Does the time reversal flip the differential measure $dt$?

Question

Does the time reversal flip the differential measure $dt$ or integral measure $dt$?

Does the time reversal flip the differential measure $dt$ or $\Delta t$?

1. Suppose we look at the derivative on a classical position $x(t)$, naively if we think the differential measure as $\Delta t$ then we do NOT flip it under time reversal. So $$ \frac{d {x}( t)}{d t } \vert_{ t = t_1} \equiv \lim_{\Delta t \to 0} \frac{{x}( t_1+\Delta t ) -{x}( t_1)}{\Delta t }$$ $$\overset{T}{\to} \lim_{\Delta t \to 0} \frac{{x}( -t_1-\Delta t ) -{x}( -t_1)}{\Delta t }= \color{red} {(-1)} \frac{d {x}( t)}{d t } \vert_{ t = -t_1}. $$ Here we flip $x(t) \overset{T}{\to} x(-t)$ for any $t$ on the time axis, so we flip ${x}( t_1+\Delta t ) \overset{T}{\to} {x}( -t_1-\Delta t )$ and flip ${x}( t_1 ) \overset{T}{\to} {x}( -t_1 )$.

2. Again on a classical position $x(t)$, naively if we think the differential measure as $\Delta t = t_{j+1}-t_j$ then we seem to have to flip it under time reversal. So $$\Delta t = t_{j+1}-t_j\overset{T}{\to} t_{-(j+1)}-t_{-j} =-(t_{-j} - t_{-(j+1)})=- \Delta t (!!!)$$ $$ \color{red}{dt \overset{T}{\to} - dt (!!!)}$$ Here we label $t_{j+1} > t_j > 0 > t_{-j}=-t_j >t_{-{j+1}}=-t_{j+1}$ in an easily understandable way from the large $t>0$ value to the $t<0$ value along the time axis.

Then we derive a totally different opposite sign of the time reversal on the time derivative: $$ \frac{d {x}( t)}{d t } \vert_{ t = t_1} \equiv \lim_{\Delta t =t_2-t_1\to 0} \frac{{x}( t_2 ) -{x}( t_1)}{t_2-t_1 }\overset{T}{\to} \lim_{t_2-t_1 \to 0} \frac{{x}( t_{-2} ) -{x}( t_{-1})}{ t_{-2}-t_{-1} }$$ $$= \lim_{t_2-t_1 \to 0} \frac{{x}( -t_2 ) -{x}( -t_1)}{ -t_2+t_1 }= \lim_{t_2-t_1 \to 0} \frac{-({x}( -t_1)-x(-t_1-(t_2-t_1 ) ))}{ -(t_2-t_1) }= \color{red}{(+1)} \frac{d {x}( t)}{d t } \vert_{ t = -t_1}. $$ Here we label $t_2 > t_1 > 0 > t_{-1}=-t_1 >t_{-2}=-t_2$ in an easily understandable way from the large $t>0$ value to the $t<0$ value along the time axis.

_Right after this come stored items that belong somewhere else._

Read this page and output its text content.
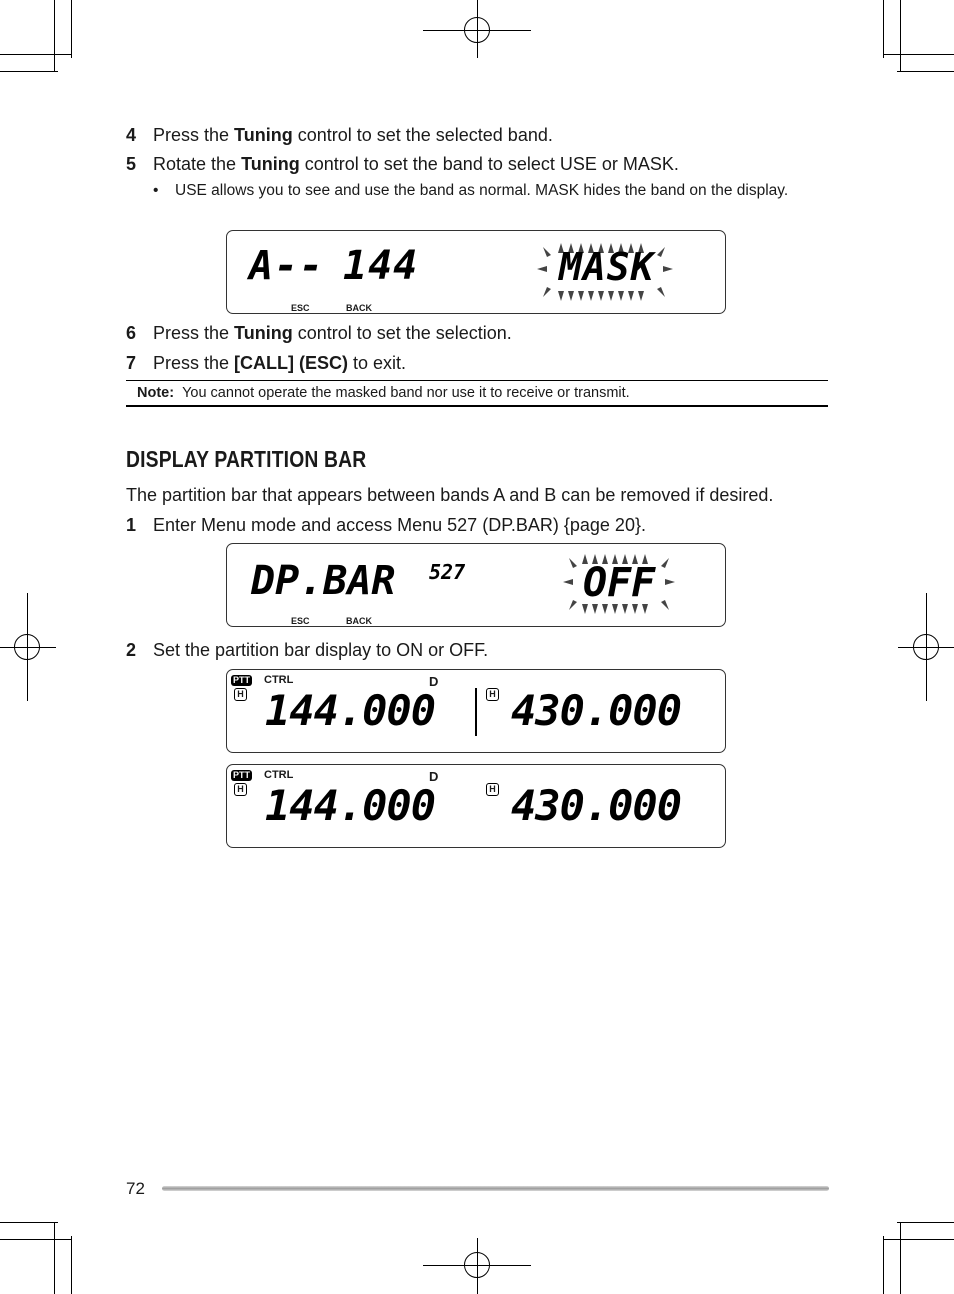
4 Press the Tuning control to set the selected band.
5 Rotate the Tuning control to set the band to select USE or MASK.
•	USE allows you to see and use the band as normal. MASK hides the band on the display.
A-- 144	MASK
ESC	BACK
6 Press the Tuning control to set the selection.
7 Press the [CALL] (ESC) to exit.
Note: You cannot operate the masked band nor use it to receive or transmit.
DISPLAY PARTITION BAR
The partition bar that appears between bands A and B can be removed if desired.
1 Enter Menu mode and access Menu 527 (DP.BAR) {page 20}.
DP.BAR 527	OFF
ESC	BACK
2 Set the partition bar display to ON or OFF.
PTT CTRL
H 144.000
D
H 430.000
PTT CTRL
H 144.000
D
H 430.000
72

All the discussion above applies to the classical state, position $$x(t)$$ and also to a quantum state (state vector in a Hilbert space) $$| \psi(t)\rangle$$ So you can answer from a quantum theory perspective too. Thanks in advance.

Answer 1

No, the time reversal does NOT flip the differential measure $dt$ or integral measure $dt$, if we choose the active transformation on changing the state function $x(t)$ only.

The reason is that we need to first fix either choose

• the active transformation (the associated field or state function changes but the coordinates stay the same) $$ x(t) \to x'(t)\equiv x(-t) $$ $$ t \to t $$
• the passive transformation (the coordinate changes but the associated field or state function stays the same) $$ x(t) \to x'(t)\equiv x(t) $$ $$ t \to t'\equiv -t $$

We should not do both active transformation and passive transformation altogether, then it will lead to totally null unchanged transformations.

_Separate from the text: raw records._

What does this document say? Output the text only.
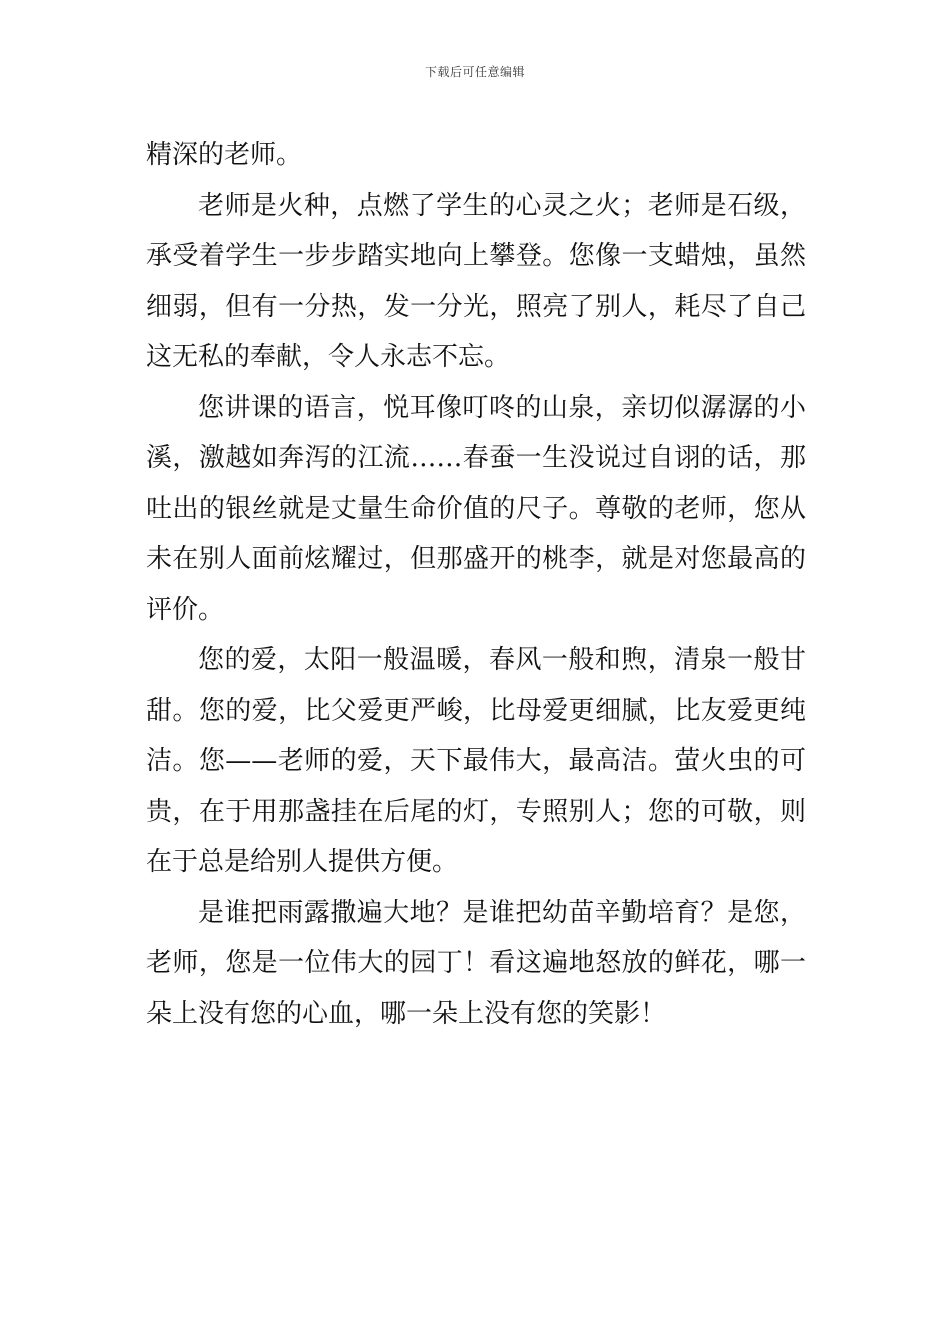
下载后可任意编辑
精深的老师。
老师是火种，点燃了学生的心灵之火；老师是石级，
承受着学生一步步踏实地向上攀登。您像一支蜡烛，虽然
细弱，但有一分热，发一分光，照亮了别人，耗尽了自己
这无私的奉献，令人永志不忘。
您讲课的语言，悦耳像叮咚的山泉，亲切似潺潺的小
溪，激越如奔泻的江流……春蚕一生没说过自诩的话，那
吐出的银丝就是丈量生命价值的尺子。尊敬的老师，您从
未在别人面前炫耀过，但那盛开的桃李，就是对您最高的
评价。
您的爱，太阳一般温暖，春风一般和煦，清泉一般甘
甜。您的爱，比父爱更严峻，比母爱更细腻，比友爱更纯
洁。您——老师的爱，天下最伟大，最高洁。萤火虫的可
贵，在于用那盏挂在后尾的灯，专照别人；您的可敬，则
在于总是给别人提供方便。
是谁把雨露撒遍大地？是谁把幼苗辛勤培育？是您，
老师，您是一位伟大的园丁！看这遍地怒放的鲜花，哪一
朵上没有您的心血，哪一朵上没有您的笑影！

1. So my original post in the part 1 uses the active transformation only, which leads to the correct result. The time coordinate should stays the same $$\Delta t = t_{j+1}-t_j\overset{T}{\to} t_{(j+1)}-t_{j} = \Delta t $$ $$ \color{blue}{dt \overset{T}{\to} dt }$$

2. So my original post in the part 2 uses both the active and passive transformation, which leads to the wrong result. This is not a time reversal transformation, but a null transformation. In that case, I did: $$ \color{red}{x(t) \to x'(t)\equiv x(-t)}. $$ $$ \color{red}{t \to t'\equiv -t}. $$ Which is \color{red}{wrong for a time reversal transformation}.

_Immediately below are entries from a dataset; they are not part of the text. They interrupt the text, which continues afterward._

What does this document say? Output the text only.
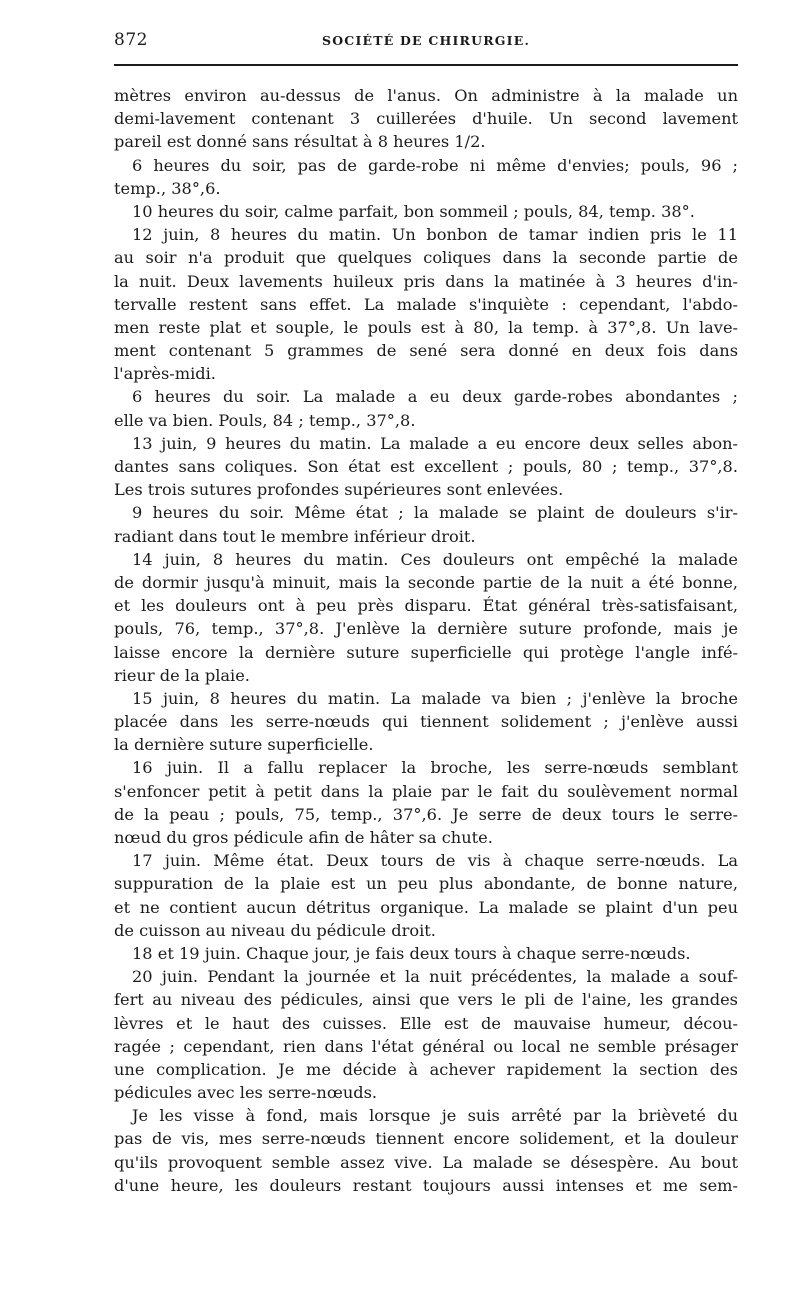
872	SOCIÉTÉ DE CHIRURGIE.
mètres environ au-dessus de l'anus. On administre à la malade un
demi-lavement contenant 3 cuillerées d'huile. Un second lavement
pareil est donné sans résultat à 8 heures 1/2.
6 heures du soir, pas de garde-robe ni même d'envies; pouls, 96 ;
temp., 38°,6.
10 heures du soir, calme parfait, bon sommeil ; pouls, 84, temp. 38°.
12 juin, 8 heures du matin. Un bonbon de tamar indien pris le 11
au soir n'a produit que quelques coliques dans la seconde partie de
la nuit. Deux lavements huileux pris dans la matinée à 3 heures d'in-
tervalle restent sans effet. La malade s'inquiète : cependant, l'abdo-
men reste plat et souple, le pouls est à 80, la temp. à 37°,8. Un lave-
ment contenant 5 grammes de sené sera donné en deux fois dans
l'après-midi.
6 heures du soir. La malade a eu deux garde-robes abondantes ;
elle va bien. Pouls, 84 ; temp., 37°,8.
13 juin, 9 heures du matin. La malade a eu encore deux selles abon-
dantes sans coliques. Son état est excellent ; pouls, 80 ; temp., 37°,8.
Les trois sutures profondes supérieures sont enlevées.
9 heures du soir. Même état ; la malade se plaint de douleurs s'ir-
radiant dans tout le membre inférieur droit.
14 juin, 8 heures du matin. Ces douleurs ont empêché la malade
de dormir jusqu'à minuit, mais la seconde partie de la nuit a été bonne,
et les douleurs ont à peu près disparu. État général très-satisfaisant,
pouls, 76, temp., 37°,8. J'enlève la dernière suture profonde, mais je
laisse encore la dernière suture superficielle qui protège l'angle infé-
rieur de la plaie.
15 juin, 8 heures du matin. La malade va bien ; j'enlève la broche
placée dans les serre-nœuds qui tiennent solidement ; j'enlève aussi
la dernière suture superficielle.
16 juin. Il a fallu replacer la broche, les serre-nœuds semblant
s'enfoncer petit à petit dans la plaie par le fait du soulèvement normal
de la peau ; pouls, 75, temp., 37°,6. Je serre de deux tours le serre-
nœud du gros pédicule afin de hâter sa chute.
17 juin. Même état. Deux tours de vis à chaque serre-nœuds. La
suppuration de la plaie est un peu plus abondante, de bonne nature,
et ne contient aucun détritus organique. La malade se plaint d'un peu
de cuisson au niveau du pédicule droit.
18 et 19 juin. Chaque jour, je fais deux tours à chaque serre-nœuds.
20 juin. Pendant la journée et la nuit précédentes, la malade a souf-
fert au niveau des pédicules, ainsi que vers le pli de l'aine, les grandes
lèvres et le haut des cuisses. Elle est de mauvaise humeur, décou-
ragée ; cependant, rien dans l'état général ou local ne semble présager
une complication. Je me décide à achever rapidement la section des
pédicules avec les serre-nœuds.
Je les visse à fond, mais lorsque je suis arrêté par la brièveté du
pas de vis, mes serre-nœuds tiennent encore solidement, et la douleur
qu'ils provoquent semble assez vive. La malade se désespère. Au bout
d'une heure, les douleurs restant toujours aussi intenses et me sem-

So, no, the time reversal does NOT flip the differential measure $dt$ or integral measure $dt$, if we choose the active transformation only.

The time reversal can flip the differential measure $dt$ or integral measure $dt$, if we choose the passive transformation only. But in that case, we do not perform active transformation on the state $x(t)$.